Пришел Михаил Михайлович Добржанский, бывший у меня вчера в Эрмитаже, с письмом от Жени Лансере, привезенным для матери от сестры, сердитое и не без намеков на то, что если меня продолжают любить, то это несмотря на мой большевизм (все еще эта песенка!) и на чрезвычайное признание меня советской властью! Я ему написал тут же ответ, может быть, не совсем осторожный, если принять в соображение, что Добржанский (длинный, черный, тощий поляк с довольно жуткими глазами и короткими усиками) сам себя рекомендует: я — польский социал-демократ, приятель Дзержинского и еще кого-то более важного из ВЧК. Тут же сам вызвался без моей просьбы похлопотать в Москве о моей командировке за границу. У него довольно поэтичный сын — блондин.

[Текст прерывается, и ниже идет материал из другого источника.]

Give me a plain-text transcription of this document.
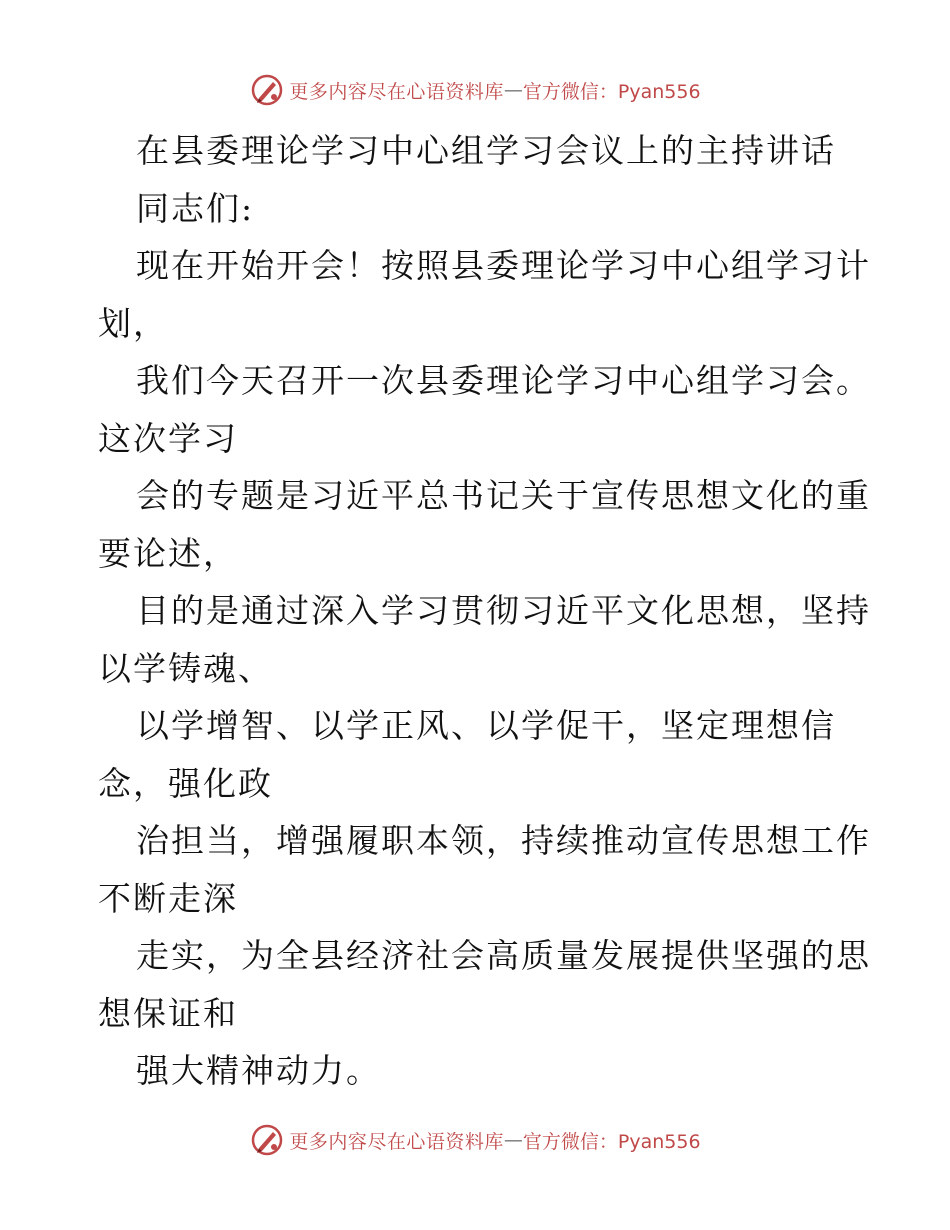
更多内容尽在心语资料库 — 官方微信：Pyan556
在县委理论学习中心组学习会议上的主持讲话
同志们:
现在开始开会！按照县委理论学习中心组学习计
划，
我们今天召开一次县委理论学习中心组学习会。
这次学习
会的专题是习近平总书记关于宣传思想文化的重
要论述，
目的是通过深入学习贯彻习近平文化思想，坚持
以学铸魂、
以学增智、以学正风、以学促干，坚定理想信
念，强化政
治担当，增强履职本领，持续推动宣传思想工作
不断走深
走实，为全县经济社会高质量发展提供坚强的思
想保证和
强大精神动力。
更多内容尽在心语资料库 — 官方微信：Pyan556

Эрнст и Бушен достали номер «Жизни искусства» в пользу голодающих, и мы отплевывались от пошлятины. Совершенно в том духе, который производился в патриотической прессе в первые два года войны. Прочли все важнейшие статьи и довольно остроумный ответ Ольденбурга — Лемке. Особенной пошлостью разит от Шаляпина, Коли Петерс, Стрельникова и Анненкова. Коля Петерс вчера еще на заседании орал, что из «помощи» посредством театров ничего не может выйти. Шаляпин бурчал какие-то почти христианские слова, уже подсев к европейскому табльдоту и налив себе бокал шампанского.
Появилась вдруг Варя Зарудная. Она, кажется, больше уже не называется Лисовской; окатила меня ворохом дел. Первым оказалось требование, чтобы я выписал Сашу За-рудного из Крыма, где он томится. Он остался в живых благодаря тому, что в дни Врангеля там правозащитником спас несколько большевиков. Сейчас он совершенно отолстовился. Вторым — «как известить Ваню Зарудного», который в Токио, что его жена Елена Павловна (урожденная Брюллова) вместе с дочерью Липгардта расстреляна в Омске; третьим — куда обратиться молодому художнику, желающему изучать иконопись. Все типичная зарудинская бурда. Я посоветовал обратиться к Ольденбургу и Околовичу. Но какова моя репутация! Что же это будет, если большевиков заменят «люди нашего круга»?